PERJALANAN saya ke Pulau Tarempa, Kabupaten Kepulauan Anambas, beberapa waktu lalu mesti melewati Tanjungpinang, karena saya hendak menggunakan kapal Pelni, KM Bukit Raya.
Sebelum berangkat, seperti biasa, saya sudah melakukan “inventarisasi” soal informasi kuliner apa saja yang bisa dinikmati dalam perjalanan. Akhirnya, dari beberapa kawan yang pernah icip-icip, saya mendapatkan kabar soal maknyusnya Mi Tarempa.
Di Tanjungpinang, kelezatan Mi Tarempa—warga lokal menyebutnya Terempak—sudah membayangi benak saya, sampai tiba-tiba, Budianto, warga asli Tanjungpinang yang mengantar saya berkeliling, mengatakan bahwa di Tanjungpinang ada kedai Mi Tarempa. “Ini cabang dari yang paling terkenal di Pulau Batam,” katanya meyakinkan.

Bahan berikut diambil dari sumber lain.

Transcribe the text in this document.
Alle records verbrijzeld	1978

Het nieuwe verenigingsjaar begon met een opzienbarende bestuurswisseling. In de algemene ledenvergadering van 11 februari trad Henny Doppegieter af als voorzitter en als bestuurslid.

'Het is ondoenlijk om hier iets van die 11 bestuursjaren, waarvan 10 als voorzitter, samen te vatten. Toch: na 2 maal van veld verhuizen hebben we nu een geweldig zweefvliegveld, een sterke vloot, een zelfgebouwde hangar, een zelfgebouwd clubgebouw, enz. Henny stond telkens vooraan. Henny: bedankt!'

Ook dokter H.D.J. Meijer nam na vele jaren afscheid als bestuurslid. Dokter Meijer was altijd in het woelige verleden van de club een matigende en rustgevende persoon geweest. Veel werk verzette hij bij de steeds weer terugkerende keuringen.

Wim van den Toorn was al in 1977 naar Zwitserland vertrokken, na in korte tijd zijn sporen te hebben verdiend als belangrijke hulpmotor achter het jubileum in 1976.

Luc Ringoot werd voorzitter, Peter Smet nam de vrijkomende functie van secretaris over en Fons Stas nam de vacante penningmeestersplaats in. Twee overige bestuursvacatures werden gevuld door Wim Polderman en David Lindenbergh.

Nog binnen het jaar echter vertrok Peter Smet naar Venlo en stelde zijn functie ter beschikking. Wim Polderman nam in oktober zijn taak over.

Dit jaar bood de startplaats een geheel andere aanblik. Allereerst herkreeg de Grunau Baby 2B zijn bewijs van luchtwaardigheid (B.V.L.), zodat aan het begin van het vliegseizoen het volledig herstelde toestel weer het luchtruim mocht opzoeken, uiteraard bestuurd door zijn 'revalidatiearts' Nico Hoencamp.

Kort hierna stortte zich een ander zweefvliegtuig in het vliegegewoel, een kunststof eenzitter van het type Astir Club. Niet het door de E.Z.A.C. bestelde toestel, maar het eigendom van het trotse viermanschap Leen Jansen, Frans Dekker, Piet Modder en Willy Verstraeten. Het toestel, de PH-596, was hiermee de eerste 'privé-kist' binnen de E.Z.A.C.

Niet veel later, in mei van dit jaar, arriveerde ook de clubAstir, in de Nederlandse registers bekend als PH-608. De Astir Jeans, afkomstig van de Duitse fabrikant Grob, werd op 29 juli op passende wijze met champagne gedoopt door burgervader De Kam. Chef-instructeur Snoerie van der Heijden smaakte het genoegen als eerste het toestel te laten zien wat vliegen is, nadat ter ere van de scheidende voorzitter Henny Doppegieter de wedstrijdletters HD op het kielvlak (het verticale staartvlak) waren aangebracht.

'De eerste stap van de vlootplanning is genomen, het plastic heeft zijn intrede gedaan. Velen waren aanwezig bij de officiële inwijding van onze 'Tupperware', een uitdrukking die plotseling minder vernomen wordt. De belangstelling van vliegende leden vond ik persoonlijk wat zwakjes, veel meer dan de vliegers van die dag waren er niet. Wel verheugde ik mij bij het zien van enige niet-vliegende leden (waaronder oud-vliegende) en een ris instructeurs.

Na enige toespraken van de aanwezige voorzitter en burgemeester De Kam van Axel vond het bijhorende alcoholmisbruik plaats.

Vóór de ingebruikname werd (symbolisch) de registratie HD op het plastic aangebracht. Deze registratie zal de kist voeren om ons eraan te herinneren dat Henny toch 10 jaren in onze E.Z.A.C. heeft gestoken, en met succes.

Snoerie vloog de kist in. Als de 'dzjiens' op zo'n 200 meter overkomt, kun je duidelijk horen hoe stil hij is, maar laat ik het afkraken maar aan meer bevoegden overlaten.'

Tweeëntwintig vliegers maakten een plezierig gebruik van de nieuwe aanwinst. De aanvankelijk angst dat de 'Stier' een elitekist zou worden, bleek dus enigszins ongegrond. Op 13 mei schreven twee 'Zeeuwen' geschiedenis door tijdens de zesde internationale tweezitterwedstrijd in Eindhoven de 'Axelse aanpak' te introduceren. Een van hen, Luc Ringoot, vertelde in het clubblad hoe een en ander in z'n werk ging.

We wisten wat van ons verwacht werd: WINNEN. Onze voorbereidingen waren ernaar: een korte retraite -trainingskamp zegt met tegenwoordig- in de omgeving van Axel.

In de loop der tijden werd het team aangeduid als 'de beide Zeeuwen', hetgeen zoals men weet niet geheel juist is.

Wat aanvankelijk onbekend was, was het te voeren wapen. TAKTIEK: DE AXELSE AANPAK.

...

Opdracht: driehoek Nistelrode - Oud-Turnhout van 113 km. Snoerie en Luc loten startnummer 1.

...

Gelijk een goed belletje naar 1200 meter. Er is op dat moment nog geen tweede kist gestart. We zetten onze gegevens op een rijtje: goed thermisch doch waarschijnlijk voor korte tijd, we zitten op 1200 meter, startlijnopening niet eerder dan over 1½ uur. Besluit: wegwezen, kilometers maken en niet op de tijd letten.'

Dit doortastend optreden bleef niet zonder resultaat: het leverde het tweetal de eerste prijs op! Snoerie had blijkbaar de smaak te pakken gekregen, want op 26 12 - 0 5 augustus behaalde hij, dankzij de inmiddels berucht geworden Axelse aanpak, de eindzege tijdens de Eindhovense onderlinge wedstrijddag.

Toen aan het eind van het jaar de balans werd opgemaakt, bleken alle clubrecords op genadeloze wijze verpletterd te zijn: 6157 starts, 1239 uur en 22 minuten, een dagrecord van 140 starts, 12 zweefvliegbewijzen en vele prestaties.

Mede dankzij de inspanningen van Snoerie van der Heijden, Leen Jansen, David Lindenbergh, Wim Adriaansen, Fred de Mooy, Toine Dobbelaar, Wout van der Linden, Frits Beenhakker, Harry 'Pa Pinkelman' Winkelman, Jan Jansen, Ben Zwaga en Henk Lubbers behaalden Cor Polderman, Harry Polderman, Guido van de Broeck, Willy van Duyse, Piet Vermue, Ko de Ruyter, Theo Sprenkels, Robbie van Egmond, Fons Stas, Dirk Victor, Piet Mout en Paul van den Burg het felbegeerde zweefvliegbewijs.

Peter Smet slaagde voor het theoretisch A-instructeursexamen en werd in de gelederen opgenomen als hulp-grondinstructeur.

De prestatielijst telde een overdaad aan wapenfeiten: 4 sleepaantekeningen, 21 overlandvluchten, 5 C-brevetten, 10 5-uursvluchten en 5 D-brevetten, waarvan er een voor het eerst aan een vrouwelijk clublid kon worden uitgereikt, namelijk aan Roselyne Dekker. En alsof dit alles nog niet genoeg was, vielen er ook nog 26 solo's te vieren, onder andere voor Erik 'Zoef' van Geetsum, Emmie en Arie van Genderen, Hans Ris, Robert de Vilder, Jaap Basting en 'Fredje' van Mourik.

Terletak di Jalan DI Panjaitan Batu 9 Komplek ruko Villa Pinlang Mas Blok B Nomor 23-24 Tanjungpinang, Kedai Mi Tarempa saat itu mulai dipenuhi pengunjung. Sekelompok anak sekolah terlihat asyik tertawa dan bercanda, menunggu menu pesanan mereka tiba. Dua-tiga keluarga juga terlihat sedang menunggu hidangan sambil menikmati camilan pembuka.
Melihat ekspresi wajah saya yang terlihat kelaparan, seorang pelayan menyodorkan sepiring kue luti gendang, semacam roti dengan isi abon ikan. Nikmat sekali. Paduan manis roti dan gurih dari abon ikan tongkol menyatu di mulut. Tak lama kemudian, seorang pelayan kembali menyodorkan sepiring camilan pembuka, kali ini bernama lempa. “Itu lemper asli sini,” Budianto menjelaskan. Mungkin karena melihat wajah saya yang keheranan.
Buat saya, lempa, yang saat itu dihidangkan hangat-hangat, lebih mirip otak-otak ketimbang lemper, karena isi yang dibungkus daun pisang tidak sebanyak dan sepenuh lemper seperti yang kita kenal.
Tak lama kemudian, atraksi utama dari akrobat kuliner ini pun tiba, Mi Tarempa. Dari tiga pilihan cara memasak (basah, lembap, dan goreng), saya memilih lembap.
Satu-satunya yang khas di mata saya saat pertama kali melihatnya adalah bentuk mi yang gepeng, mirip kwetiau. “Itu memang ciri khas Mi Tarempa. Mi-nya dibuat sendiri, dengan bahan baku dari Batam,” kata Ana, yang saat itu mewakili pemilik kedai.
Hal yang juga terlihat berbeda adalah adalah suwiran ikan tongkol yang ditaburkan ke sekujur hidangan mi. Suwiran tongkol inilah yang memberikan nuansa gurih yang berbeda ketimbang mi-mi lainnya yang kebanyakan menggunakan irisan daging atau udang. Rasa mi-nya sendiri sedikit lebih gurih dan lembut dibandingkan kebanyakan mi yang pernah saya cicipi. Dengan masak lembap, mi terasa seperti ditumis, masih ada nuansa basah namun tidak membanjiri mangkuk. Secara “default”, Mi Tarempa disajikan pedas, meski pelanggan bisa saja meminta untuk tidak pedas.
Menurut Ana, setiap harinya kedai Mi Tarempa ini menyajikan 300-500 porsi mi. Dengan pegawai total sebanyak 27 orang, kedai ini buka mulai pukul 8.00 pagi hingga 8.00 malam. Dari tiga pilihan cara memasak, Ana menuturkan, yang menjadi favorit pelanggannya adalah mi yang dimasak lembap. Pilihan saya memang tidak salah.